Flow cells are made with 2 liquid vats - one for charged liquid and the other for discharged. Operational parameters are vat size(how many megawatt-hours stored) and the charge/discharge cell between the vats which determines the rate at which used fluid is charged and charge fluid is discharged to the grid. Commercial Vanadium redox cells are made now and are being ramped up steadily.

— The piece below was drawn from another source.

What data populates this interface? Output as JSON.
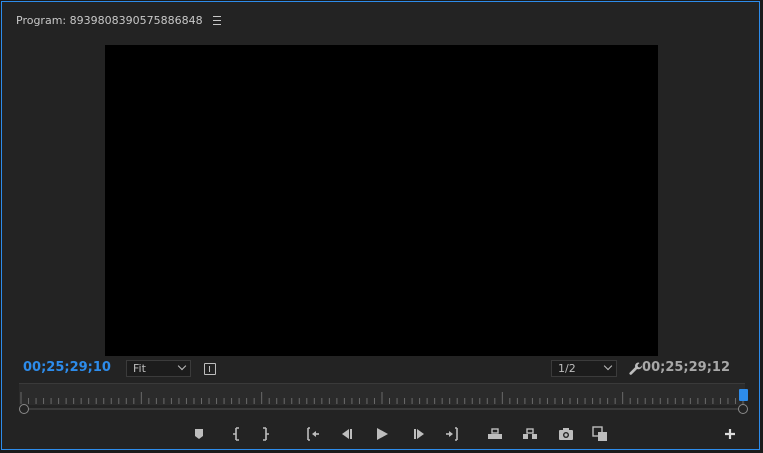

So you need vat space for the time you need to store the power, and you need enough charge/discharge cells for the max rate of charge/discharge. And, of course, enough wind/solar to achieve load needed. Land is cheap in Australia and large cheap fields of vats and the needed conversion cells can be laid out as solar cell field first story - it is just a large building, and in that climate, could even be built outside with the right cladding, all piping can be surface runs as nothing in Australia will damage them, but I suppose fences against 'roos/rabbits/snakes ight come in handy.
Stats on operational Vanadium cells are out there, as this search shows.
https://www.google.com/search?q=Vanadium+redox+cells&rlz=1C1...
Regardless of your stance on nuclear energy, can we all agree that articles of the form of "Person X of Authority Y dismisses Z as unviable" is a non-headline? It's basically "Person of vaguely adjacent qualification has opinion". I see it everywhere and it's the "cures cancer (in vitro)" of engineering articles.
The background here is that Peter Dutton, the conservative opposition leader in Australia, has recently announced a plan to switch to nuclear energy instead of renewables. However it isn't a serious policy. Instead it's just political cover to kick the climate change can down the road and allow the existing highly subsidised fossil fuel industry in Australia to continue operating for a few more decades.